Taken together, this high-data analysis strengthens the overall conclusions of the study: scaling trends in emotional safety classification are reliable, and few-shot supervision provides robust gains across model sizes, even in categories where zero-shot performance is low. The consistency between FS-1 and FS-5 confirms that earlier results were not artifacts of limited data, and highlights the importance of sample size in safety-critical classification tasks.

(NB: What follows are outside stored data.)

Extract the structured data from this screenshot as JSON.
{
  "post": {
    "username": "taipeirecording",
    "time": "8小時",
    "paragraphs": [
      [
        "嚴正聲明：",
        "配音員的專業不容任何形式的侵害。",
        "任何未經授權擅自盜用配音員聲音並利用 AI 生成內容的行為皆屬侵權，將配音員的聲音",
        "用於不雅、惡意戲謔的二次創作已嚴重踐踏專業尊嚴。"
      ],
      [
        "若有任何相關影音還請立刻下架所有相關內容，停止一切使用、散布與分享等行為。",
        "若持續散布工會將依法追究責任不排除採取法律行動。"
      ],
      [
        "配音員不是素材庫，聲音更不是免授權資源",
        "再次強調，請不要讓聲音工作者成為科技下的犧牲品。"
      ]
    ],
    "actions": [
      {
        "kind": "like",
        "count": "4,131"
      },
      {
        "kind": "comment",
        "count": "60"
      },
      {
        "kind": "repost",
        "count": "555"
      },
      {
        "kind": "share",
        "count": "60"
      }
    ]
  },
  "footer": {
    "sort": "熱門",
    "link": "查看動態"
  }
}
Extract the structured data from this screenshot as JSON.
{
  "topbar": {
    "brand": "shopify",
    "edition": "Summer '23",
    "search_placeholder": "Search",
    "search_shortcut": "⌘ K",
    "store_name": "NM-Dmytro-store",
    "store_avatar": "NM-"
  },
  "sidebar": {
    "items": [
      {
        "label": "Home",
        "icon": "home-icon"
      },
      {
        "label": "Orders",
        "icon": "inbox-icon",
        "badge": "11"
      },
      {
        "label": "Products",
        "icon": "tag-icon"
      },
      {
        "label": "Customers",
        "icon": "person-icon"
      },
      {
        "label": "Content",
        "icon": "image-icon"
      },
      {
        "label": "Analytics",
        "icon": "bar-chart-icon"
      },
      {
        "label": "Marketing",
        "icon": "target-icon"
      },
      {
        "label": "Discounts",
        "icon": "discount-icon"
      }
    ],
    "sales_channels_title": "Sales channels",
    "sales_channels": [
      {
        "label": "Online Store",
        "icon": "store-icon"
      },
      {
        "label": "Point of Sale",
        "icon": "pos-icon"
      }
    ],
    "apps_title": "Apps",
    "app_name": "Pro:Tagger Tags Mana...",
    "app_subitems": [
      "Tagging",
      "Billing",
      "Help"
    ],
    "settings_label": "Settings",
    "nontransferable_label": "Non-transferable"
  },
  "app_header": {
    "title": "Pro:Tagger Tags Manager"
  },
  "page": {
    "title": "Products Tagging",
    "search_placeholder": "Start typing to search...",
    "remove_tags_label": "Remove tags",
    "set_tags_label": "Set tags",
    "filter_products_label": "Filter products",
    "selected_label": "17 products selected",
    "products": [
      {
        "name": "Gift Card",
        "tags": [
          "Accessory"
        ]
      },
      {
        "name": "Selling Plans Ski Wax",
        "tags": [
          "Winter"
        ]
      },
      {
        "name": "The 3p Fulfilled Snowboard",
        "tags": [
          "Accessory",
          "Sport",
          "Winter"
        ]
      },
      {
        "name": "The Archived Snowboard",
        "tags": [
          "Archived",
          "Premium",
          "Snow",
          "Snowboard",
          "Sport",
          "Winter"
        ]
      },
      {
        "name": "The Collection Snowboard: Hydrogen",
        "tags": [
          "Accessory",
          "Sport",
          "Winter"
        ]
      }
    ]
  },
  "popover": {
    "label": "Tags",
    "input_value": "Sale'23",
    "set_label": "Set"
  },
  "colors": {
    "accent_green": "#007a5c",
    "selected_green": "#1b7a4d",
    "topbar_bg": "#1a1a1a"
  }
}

3.3 Fine-tuning rescues taxonomy performance for the 1B model

To assess whether lightweight fine-tuning can compensate for limited model scale in emotionally sensitive classification, we fine-tuned the LLaMA-1B model using LoRA adapters and compared its accuracy against (i) the best-performing LLaMA models under few-shot supervision (FS-5), and (ii) a strong BERT baseline. BERT is included as a widely used benchmark in safety-sensitive NLP tasks, often matching or exceeding human-level performance in classification under supervised settings Devlin et al. (2018); Lee et al. (2020).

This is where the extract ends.